Suudi Arabistan'ın, Kaşıkçı olayının başından bu yana diplomatik yollara başvurmuyor olması hem acemilikti hem de esas muhatabı ıskalamaktı.
Ne var ki Kral Selman'ın "hiçbir güç"ten kastını anlamak zor. Dışarıdan bir güç, bu cinayeti işlemedi. Olay, Suudi Arabistan Konsolosluğu'nda ve konsolosun rezidansında gerçekleşti. Suud kardeşlerimiz kusura bakmasın ama Kaşıkçı ile aynı saatlerde konsolosluk binasında bulunan 15 Suudi yetkilinin de 18 saatliğine İstanbul'a turistik amaçla geldiğine inanmak imkânsız.

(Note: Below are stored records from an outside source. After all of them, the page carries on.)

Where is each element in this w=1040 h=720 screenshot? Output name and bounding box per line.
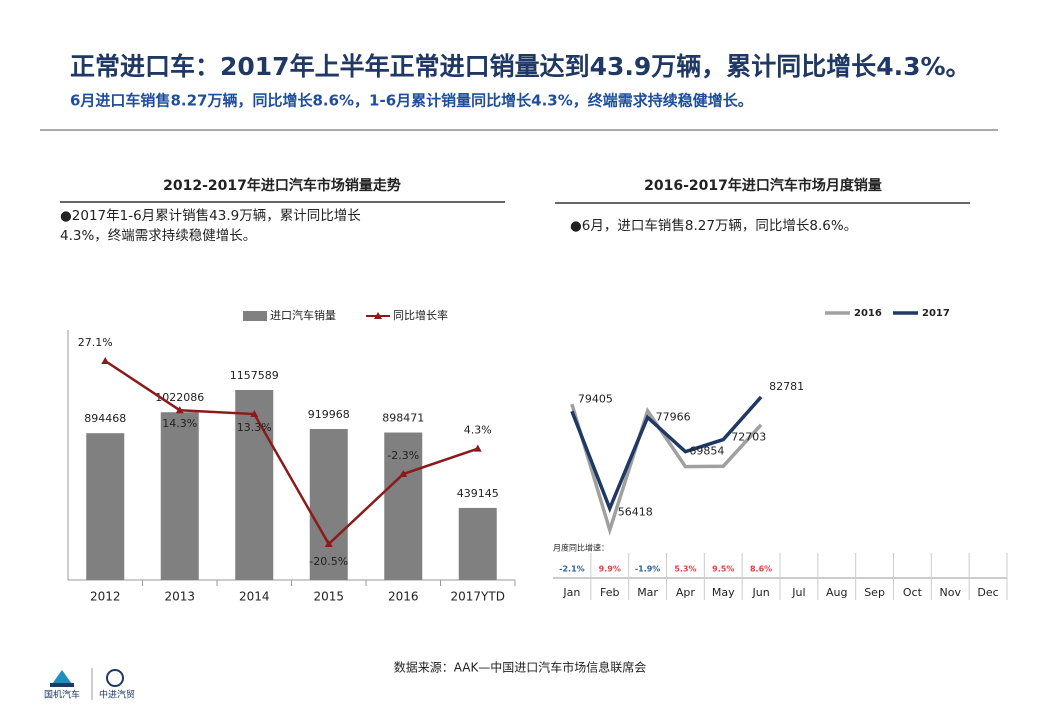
x-tick-label: Jul <box>791 586 805 599</box>
chart-title: 2016-2017年进口汽车市场月度销量 <box>644 177 882 194</box>
bar-label: 919968 <box>308 408 350 421</box>
growth-value: 9.9% <box>599 565 621 574</box>
x-tick-label: Feb <box>600 586 619 599</box>
growth-label: 月度同比增速： <box>553 543 609 553</box>
x-tick-label: Dec <box>977 586 998 599</box>
growth-value: 8.6% <box>750 565 772 574</box>
legend-label: 2016 <box>854 308 882 319</box>
line-label: 56418 <box>618 505 653 518</box>
logo-text: 中进汽贸 <box>99 689 135 701</box>
x-tick-label: Mar <box>637 586 658 599</box>
x-tick-label: Jan <box>562 586 580 599</box>
bar <box>384 432 423 580</box>
legend-swatch <box>243 311 267 321</box>
logo <box>50 668 124 700</box>
bar-label: 894468 <box>84 412 126 425</box>
line-label: -20.5% <box>309 555 348 568</box>
bar <box>160 412 199 580</box>
line <box>570 395 763 514</box>
legend-label: 2017 <box>922 308 950 319</box>
growth-value: 9.5% <box>712 565 734 574</box>
x-tick-label: Nov <box>940 586 962 599</box>
line-label: 72703 <box>731 431 766 444</box>
legend-label: 进口汽车销量 <box>270 308 336 322</box>
x-tick-label: 2012 <box>90 590 121 604</box>
bar <box>235 390 274 580</box>
bar-label: 1157589 <box>230 369 279 382</box>
source: 数据来源：AAK—中国进口汽车市场信息联席会 <box>394 660 647 675</box>
x-tick-label: Jun <box>751 586 769 599</box>
legend-swatch <box>374 312 382 319</box>
note: ●2017年1-6月累计销售43.9万辆，累计同比增长 4.3%，终端需求持续稳健… <box>60 208 361 244</box>
line-label: 69854 <box>689 445 724 458</box>
marker <box>101 357 110 364</box>
line-label: 4.3% <box>464 424 492 437</box>
marker <box>250 410 259 418</box>
growth-value: -1.9% <box>635 565 661 574</box>
line-label: 79405 <box>578 392 613 405</box>
x-tick-label: 2017YTD <box>451 590 505 604</box>
x-tick-label: Aug <box>826 586 847 599</box>
growth-value: 5.3% <box>674 565 696 574</box>
x-tick-label: 2016 <box>388 590 419 604</box>
x-tick-label: 2014 <box>239 590 270 604</box>
x-tick-label: May <box>712 586 735 599</box>
x-tick-label: 2013 <box>164 590 195 604</box>
line-label: 27.1% <box>78 336 113 349</box>
logo-text: 国机汽车 <box>44 689 80 701</box>
title: 正常进口车：2017年上半年正常进口销量达到43.9万辆，累计同比增长4.3%。 <box>70 52 971 81</box>
bar-label: 439145 <box>457 487 499 500</box>
line-label: -2.3% <box>387 449 419 462</box>
chart-title: 2012-2017年进口汽车市场销量走势 <box>163 177 401 194</box>
bar-label: 898471 <box>382 412 424 425</box>
bar <box>86 433 125 580</box>
line <box>570 403 763 536</box>
line-label: 14.3% <box>162 417 197 430</box>
growth-value: -2.1% <box>559 565 585 574</box>
subtitle: 6月进口车销售8.27万辆，同比增长8.6%，1-6月累计销量同比增长4.3%，… <box>70 92 753 110</box>
marker <box>473 444 482 452</box>
line-label: 77966 <box>656 410 691 423</box>
x-tick-label: Apr <box>676 586 696 599</box>
marker <box>324 540 333 547</box>
line-label: 13.3% <box>237 421 272 434</box>
line <box>104 359 479 546</box>
line-label: 82781 <box>769 380 804 393</box>
marker <box>175 406 184 414</box>
bar <box>309 429 348 580</box>
note: ●6月，进口车销售8.27万辆，同比增长8.6%。 <box>570 217 857 234</box>
marker <box>399 470 408 478</box>
x-tick-label: Oct <box>903 586 923 599</box>
legend-label: 同比增长率 <box>393 308 448 322</box>
bar <box>458 507 497 580</box>
x-tick-label: 2015 <box>313 590 344 604</box>
x-tick-label: Sep <box>864 586 885 599</box>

Bu olayın arkasında pragmatik ve soğukkanlı bir yönetici olan Kral Selman gerçekten olmayabilir. Fakat kendi özel koruma ekibinden üç askeri gönderen Veliaht Prens Muhammed bin Selman için aynısını düşünmek zor. Zira ilk günden beri muhaliflerini ezmek için pek çok yolu denedi. Kadınların araba kullanmasına "izin" verip aynı zamanda bu hak için uğraşmış kadın aktivistleri hapse tıktıran Veliaht, Kanada bu hususta tivit attı diye diplomatlarını çekip, orda okuyan binlerce Suudi öğrenciyi geri çağırıp yaptırım uygulamaya kalkan birisi.
Veliaht Prens'in Türkiye'ye karşı da özel bir husumet beslediği düşünülüyor.

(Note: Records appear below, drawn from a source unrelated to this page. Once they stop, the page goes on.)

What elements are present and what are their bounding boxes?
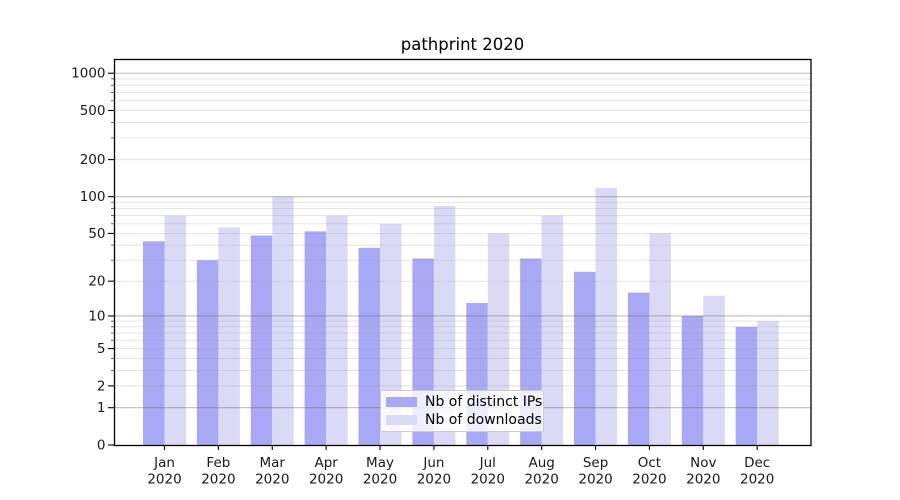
bar-downloads-apr [326, 215, 348, 446]
xtick-label-month-nov: Nov [690, 455, 716, 471]
bar-downloads-oct [649, 233, 671, 446]
xtick-label-month-apr: Apr [314, 455, 338, 471]
xtick-label-month-sep: Sep [583, 455, 608, 471]
ytick-label-1000: 1000 [71, 66, 105, 82]
bar-distinct-ips-jan [143, 241, 165, 446]
ytick-label-1: 1 [97, 400, 106, 416]
xtick-label-year-mar: 2020 [255, 472, 289, 488]
ytick-label-50: 50 [88, 226, 105, 242]
xtick-label-month-feb: Feb [206, 455, 230, 471]
bar-downloads-mar [272, 196, 294, 446]
bar-downloads-sep [595, 187, 618, 446]
xtick-label-month-may: May [366, 455, 394, 471]
xtick-label-year-jun: 2020 [417, 472, 451, 488]
xtick-label-year-jul: 2020 [471, 472, 505, 488]
bar-distinct-ips-mar [250, 235, 273, 446]
bar-downloads-nov [703, 295, 725, 446]
bar-distinct-ips-apr [304, 231, 327, 446]
xtick-label-year-dec: 2020 [740, 472, 774, 488]
ytick-label-2: 2 [97, 378, 106, 394]
xtick-label-year-aug: 2020 [524, 472, 558, 488]
legend: Nb of distinct IPs Nb of downloads [380, 390, 544, 432]
ytick-label-20: 20 [88, 274, 105, 290]
xtick-label-month-dec: Dec [744, 455, 770, 471]
axes-box [113, 58, 812, 447]
xtick-label-year-nov: 2020 [686, 472, 720, 488]
xtick-label-year-sep: 2020 [578, 472, 612, 488]
xtick-label-month-jun: Jun [422, 455, 444, 471]
xtick-label-year-oct: 2020 [632, 472, 666, 488]
legend-swatch-downloads [386, 415, 417, 425]
bar-distinct-ips-feb [196, 260, 219, 446]
bar-downloads-aug [541, 215, 564, 446]
legend-label-downloads: Nb of downloads [425, 412, 542, 428]
bar-distinct-ips-sep [574, 271, 596, 446]
bar-distinct-ips-may [358, 247, 381, 446]
bar-downloads-jun [433, 205, 456, 446]
ytick-label-10: 10 [88, 308, 105, 324]
legend-label-distinct-ips: Nb of distinct IPs [425, 394, 543, 410]
xtick-label-month-oct: Oct [638, 455, 661, 471]
xtick-label-month-mar: Mar [260, 455, 286, 471]
ytick-label-0: 0 [97, 438, 106, 454]
bar-downloads-dec [757, 321, 779, 446]
ytick-label-5: 5 [97, 341, 106, 357]
legend-swatch-distinct-ips [386, 397, 417, 407]
xtick-label-year-jan: 2020 [147, 472, 181, 488]
xtick-label-month-aug: Aug [528, 455, 554, 471]
ytick-label-500: 500 [80, 103, 106, 119]
bar-distinct-ips-oct [627, 292, 650, 446]
ytick-label-100: 100 [80, 189, 106, 205]
bar-distinct-ips-dec [735, 326, 758, 446]
xtick-label-year-feb: 2020 [201, 472, 235, 488]
xtick-label-month-jul: Jul [479, 455, 496, 471]
xtick-label-year-may: 2020 [363, 472, 397, 488]
xtick-label-year-apr: 2020 [309, 472, 343, 488]
ytick-label-200: 200 [80, 152, 106, 168]
legend-item-downloads: Nb of downloads [386, 411, 543, 429]
bar-downloads-jan [164, 215, 186, 446]
bar-distinct-ips-nov [681, 315, 704, 446]
xtick-label-month-jan: Jan [153, 455, 175, 471]
chart-title: pathprint 2020 [400, 35, 525, 54]
bar-downloads-feb [218, 227, 240, 446]
legend-item-distinct-ips: Nb of distinct IPs [386, 393, 543, 411]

Zira açıktan bu hususta konuşmasa da ablukaya karşı Katar'a verdiğimiz destek ve İhvan'ı terör unsuru değil, Arap dünyasının demokratik bir unsuru olarak görmemizin hoşuna gitmediğini biliyoruz. Dahası, martta Veliaht olarak ilk yurtdışı gezisini Mısır'a yapan Prens, basına sızdığı kadarıyla gazetecilere yaptığı konuşmada, Türkiye'nin Katar ve İran ile birlikte "şeytan üçgeni"ni oluşturduğunu ve "Erdoğan'ın yönettiği Osmanlılar, Müslüman Kardeşler'i de kullanarak halifeliği yeniden getirmek istiyor" demiş...
Veliaht Prens'in, Trump'ın Siyonist damadı Kushner ile birlikte, "Filistin-İsrail Barış Planı" yaptığı ve buna göre Kudüs'ün İsrail'in başkenti olarak tanınması, Hamas'ın ekarte edilmesi ve Abu Dis şehrinin Filistin'in başkenti olması konularında anlaştıkları da basına yansımıştı.

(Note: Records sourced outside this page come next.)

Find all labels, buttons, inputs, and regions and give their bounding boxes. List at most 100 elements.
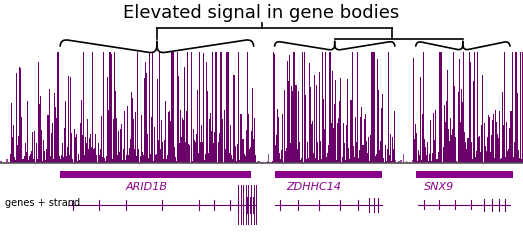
Bar — [298, 91, 299, 163]
Bar — [464, 132, 465, 163]
Bar — [48, 157, 49, 163]
Bar — [243, 139, 244, 163]
Bar — [63, 157, 64, 163]
Bar — [365, 119, 366, 163]
Bar — [98, 143, 99, 163]
Bar — [195, 142, 196, 163]
Bar — [6, 159, 7, 163]
Bar — [173, 129, 174, 163]
Bar — [91, 146, 92, 163]
Bar — [305, 95, 306, 163]
Bar — [21, 117, 22, 163]
Bar — [75, 137, 76, 163]
Bar — [266, 162, 267, 163]
Bar — [134, 149, 135, 163]
Bar — [457, 162, 458, 163]
Bar — [515, 155, 516, 163]
Bar — [520, 52, 521, 163]
Bar — [312, 121, 313, 163]
Bar — [471, 142, 472, 163]
Bar — [106, 156, 107, 163]
Bar — [250, 147, 251, 163]
Bar — [393, 149, 394, 163]
Bar — [281, 162, 282, 163]
Bar — [268, 154, 269, 163]
Bar — [344, 143, 345, 163]
Bar — [246, 130, 247, 163]
Bar — [163, 159, 164, 163]
Bar — [519, 157, 520, 163]
Bar — [90, 135, 92, 163]
Bar — [149, 52, 150, 163]
Bar — [100, 149, 101, 163]
Bar — [395, 160, 396, 163]
Bar — [277, 109, 278, 163]
Bar — [434, 113, 435, 163]
Bar — [87, 120, 88, 163]
Bar — [32, 158, 33, 163]
Bar — [297, 146, 298, 163]
Bar — [507, 151, 508, 163]
Bar — [324, 129, 325, 163]
Bar — [371, 52, 372, 163]
Bar — [16, 73, 17, 163]
Bar — [18, 136, 19, 163]
Bar — [237, 144, 238, 163]
Bar — [465, 142, 466, 163]
Bar — [509, 145, 510, 163]
Bar — [109, 52, 110, 163]
Bar — [361, 107, 362, 163]
Bar — [328, 145, 329, 163]
Bar — [468, 144, 469, 163]
Bar — [367, 153, 368, 163]
Bar — [207, 91, 208, 163]
Bar — [199, 136, 200, 163]
Bar — [427, 142, 428, 163]
Bar — [31, 151, 32, 163]
Bar — [210, 113, 211, 163]
Bar — [465, 149, 467, 163]
Bar — [439, 52, 440, 163]
Bar — [96, 161, 97, 163]
Bar — [194, 139, 195, 163]
Bar — [500, 159, 501, 163]
Bar — [435, 110, 436, 163]
Bar — [371, 133, 372, 163]
Bar — [50, 156, 51, 163]
Bar — [413, 58, 414, 163]
Bar — [455, 137, 456, 163]
Bar — [183, 120, 184, 163]
Bar — [273, 52, 274, 163]
Bar — [420, 77, 422, 163]
Bar — [70, 77, 71, 163]
Bar — [430, 120, 431, 163]
Bar — [445, 122, 446, 163]
Bar — [418, 161, 419, 163]
Bar — [317, 142, 319, 163]
Bar — [483, 162, 484, 163]
Bar — [428, 161, 429, 163]
Bar — [259, 162, 260, 163]
Bar — [218, 142, 219, 163]
Bar — [221, 52, 222, 163]
Bar — [272, 161, 273, 163]
Bar — [469, 52, 470, 163]
Bar — [382, 94, 383, 163]
Bar — [511, 111, 512, 163]
Bar — [69, 76, 70, 163]
Bar — [58, 52, 59, 163]
Bar — [347, 79, 348, 163]
Bar — [258, 161, 259, 163]
Bar — [166, 159, 167, 163]
Bar — [487, 137, 488, 163]
Bar — [52, 123, 53, 163]
Bar — [267, 161, 268, 163]
Bar — [384, 161, 385, 163]
Bar — [74, 129, 75, 163]
Bar — [72, 159, 73, 163]
Bar — [236, 161, 237, 163]
Bar — [154, 127, 155, 163]
Bar — [444, 105, 445, 163]
Bar — [328, 52, 329, 163]
Bar — [97, 162, 98, 163]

Dosyanın detaylarına bakıldığında, şimdiye dek aldığı hızlı ve umarsız kararlarla tanıdığımız Veliaht Prens'in Kaşıkçı cinayetinde de dahli olmadığına inanmak oldukça güç. Suudi Arabistan'ın bu hususta açıklık getirmesi gereken pek çok nokta var. Karanlıkta kalması demek, bu gölgenin kısa vadede hepimizin üzerine çökmesi anlamına gelecektir.